Conceived and directed by the team of Pavol Liska and Kelly Cooper, Rambo Solo seeks in every way to destabilize theatrical convention and, in its place, craft something new and immediate. The unique non-traditional experience of Rambo Solo begins with the audience's arrival at the venue, SoHo Rep's Walkerspace, as they are led through the subterranean backstage area and into the theatre; Oberzan, speaking in a fair approximation of Sylvester Stallone's drawl, welcomes audience members to the show, and encourages them to find a comfortable seat on the carpeted floor of the theatre. Audience members, seated communally, lounge upon pillows and cushions; the theatre is quite literally an extension of Oberzan's studio apartment.
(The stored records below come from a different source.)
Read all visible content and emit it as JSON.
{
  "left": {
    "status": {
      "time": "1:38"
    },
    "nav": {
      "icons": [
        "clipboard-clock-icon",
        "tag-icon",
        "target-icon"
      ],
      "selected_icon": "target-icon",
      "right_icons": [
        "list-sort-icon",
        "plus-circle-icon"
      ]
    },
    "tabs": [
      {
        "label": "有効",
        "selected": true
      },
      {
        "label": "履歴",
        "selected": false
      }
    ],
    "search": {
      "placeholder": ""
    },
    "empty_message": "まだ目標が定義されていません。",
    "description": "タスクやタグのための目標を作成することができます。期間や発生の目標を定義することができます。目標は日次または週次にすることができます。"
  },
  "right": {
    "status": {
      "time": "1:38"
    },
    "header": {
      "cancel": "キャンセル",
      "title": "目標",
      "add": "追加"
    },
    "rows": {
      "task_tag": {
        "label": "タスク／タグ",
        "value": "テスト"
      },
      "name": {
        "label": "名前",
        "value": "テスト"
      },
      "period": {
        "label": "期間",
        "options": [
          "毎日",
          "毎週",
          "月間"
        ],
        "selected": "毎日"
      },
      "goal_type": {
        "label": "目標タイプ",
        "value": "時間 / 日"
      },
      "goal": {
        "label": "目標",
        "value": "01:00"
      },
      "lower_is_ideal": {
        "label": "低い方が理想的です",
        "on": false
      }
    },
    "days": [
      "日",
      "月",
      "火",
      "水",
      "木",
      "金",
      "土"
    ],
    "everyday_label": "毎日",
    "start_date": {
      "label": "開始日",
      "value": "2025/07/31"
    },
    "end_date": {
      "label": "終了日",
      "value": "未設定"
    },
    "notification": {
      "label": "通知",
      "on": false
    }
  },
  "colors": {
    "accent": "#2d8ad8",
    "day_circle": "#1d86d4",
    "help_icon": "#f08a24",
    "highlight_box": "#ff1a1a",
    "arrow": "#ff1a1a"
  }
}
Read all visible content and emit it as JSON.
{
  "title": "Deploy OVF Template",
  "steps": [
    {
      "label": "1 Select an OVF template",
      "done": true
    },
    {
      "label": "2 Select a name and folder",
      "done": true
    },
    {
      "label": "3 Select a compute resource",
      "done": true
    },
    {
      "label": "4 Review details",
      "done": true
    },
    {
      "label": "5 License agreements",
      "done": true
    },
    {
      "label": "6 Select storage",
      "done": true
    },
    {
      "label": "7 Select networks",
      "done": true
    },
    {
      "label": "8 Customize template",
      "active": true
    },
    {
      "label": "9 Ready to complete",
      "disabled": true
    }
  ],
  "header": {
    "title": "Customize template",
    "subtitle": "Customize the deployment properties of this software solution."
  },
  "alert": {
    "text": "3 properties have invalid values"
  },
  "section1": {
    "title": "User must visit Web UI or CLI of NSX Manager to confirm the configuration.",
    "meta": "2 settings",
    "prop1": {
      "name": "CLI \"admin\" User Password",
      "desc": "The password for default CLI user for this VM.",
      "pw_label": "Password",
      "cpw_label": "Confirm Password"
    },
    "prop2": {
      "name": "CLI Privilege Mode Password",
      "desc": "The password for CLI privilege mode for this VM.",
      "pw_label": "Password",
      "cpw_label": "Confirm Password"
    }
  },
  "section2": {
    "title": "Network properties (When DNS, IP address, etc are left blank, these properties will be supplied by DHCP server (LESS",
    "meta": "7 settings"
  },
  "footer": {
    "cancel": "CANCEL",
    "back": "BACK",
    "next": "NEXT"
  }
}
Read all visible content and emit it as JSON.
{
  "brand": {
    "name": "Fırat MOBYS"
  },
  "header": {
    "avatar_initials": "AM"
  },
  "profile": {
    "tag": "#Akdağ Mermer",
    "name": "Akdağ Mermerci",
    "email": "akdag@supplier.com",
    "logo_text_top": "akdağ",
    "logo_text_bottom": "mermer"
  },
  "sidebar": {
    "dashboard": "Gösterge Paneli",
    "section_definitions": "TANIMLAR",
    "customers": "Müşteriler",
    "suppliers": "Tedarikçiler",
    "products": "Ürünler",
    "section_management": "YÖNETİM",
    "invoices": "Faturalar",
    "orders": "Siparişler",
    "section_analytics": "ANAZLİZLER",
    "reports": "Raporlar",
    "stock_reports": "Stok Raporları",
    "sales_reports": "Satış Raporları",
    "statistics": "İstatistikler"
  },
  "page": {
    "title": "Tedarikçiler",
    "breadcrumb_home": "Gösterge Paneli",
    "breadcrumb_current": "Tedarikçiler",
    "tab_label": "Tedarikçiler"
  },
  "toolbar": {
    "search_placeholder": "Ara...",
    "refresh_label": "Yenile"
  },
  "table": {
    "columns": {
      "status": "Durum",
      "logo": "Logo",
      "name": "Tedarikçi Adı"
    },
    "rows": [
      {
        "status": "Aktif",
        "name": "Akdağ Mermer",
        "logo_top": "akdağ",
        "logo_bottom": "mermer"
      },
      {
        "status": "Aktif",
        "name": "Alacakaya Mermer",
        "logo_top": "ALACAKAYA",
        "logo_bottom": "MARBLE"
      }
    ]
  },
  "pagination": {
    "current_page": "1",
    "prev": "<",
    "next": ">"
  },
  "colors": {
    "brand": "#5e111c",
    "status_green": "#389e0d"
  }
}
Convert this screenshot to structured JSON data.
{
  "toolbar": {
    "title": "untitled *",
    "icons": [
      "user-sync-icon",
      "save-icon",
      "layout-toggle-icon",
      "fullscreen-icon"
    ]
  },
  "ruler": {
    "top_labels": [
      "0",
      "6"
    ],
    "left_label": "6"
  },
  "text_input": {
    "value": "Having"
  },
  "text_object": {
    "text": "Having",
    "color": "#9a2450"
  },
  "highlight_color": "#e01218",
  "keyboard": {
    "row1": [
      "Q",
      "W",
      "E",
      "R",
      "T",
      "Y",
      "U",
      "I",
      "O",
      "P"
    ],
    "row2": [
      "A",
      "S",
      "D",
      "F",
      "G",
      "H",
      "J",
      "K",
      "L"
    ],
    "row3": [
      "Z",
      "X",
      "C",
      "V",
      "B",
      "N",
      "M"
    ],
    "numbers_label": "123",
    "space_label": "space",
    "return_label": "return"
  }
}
In staging and in concept, Rambo Solo challenges the accepted ideas of how stories are told and of the participatory role spectators may play.

Rambo Solo is the best kind of art: it is simultaneously silly and profound, engaging and disparaging, able to embrace the material and its audience while thumbing its nose at recognizable tropes, tricks, and conjecture. Those who seek theatre unafraid to ask hard questions and deny easy answers will thrill to the ingenuity of this piece; those seeking a good time with a charming personality, a few jokes, and a classic tale of coming of age will likewise not be disappointed.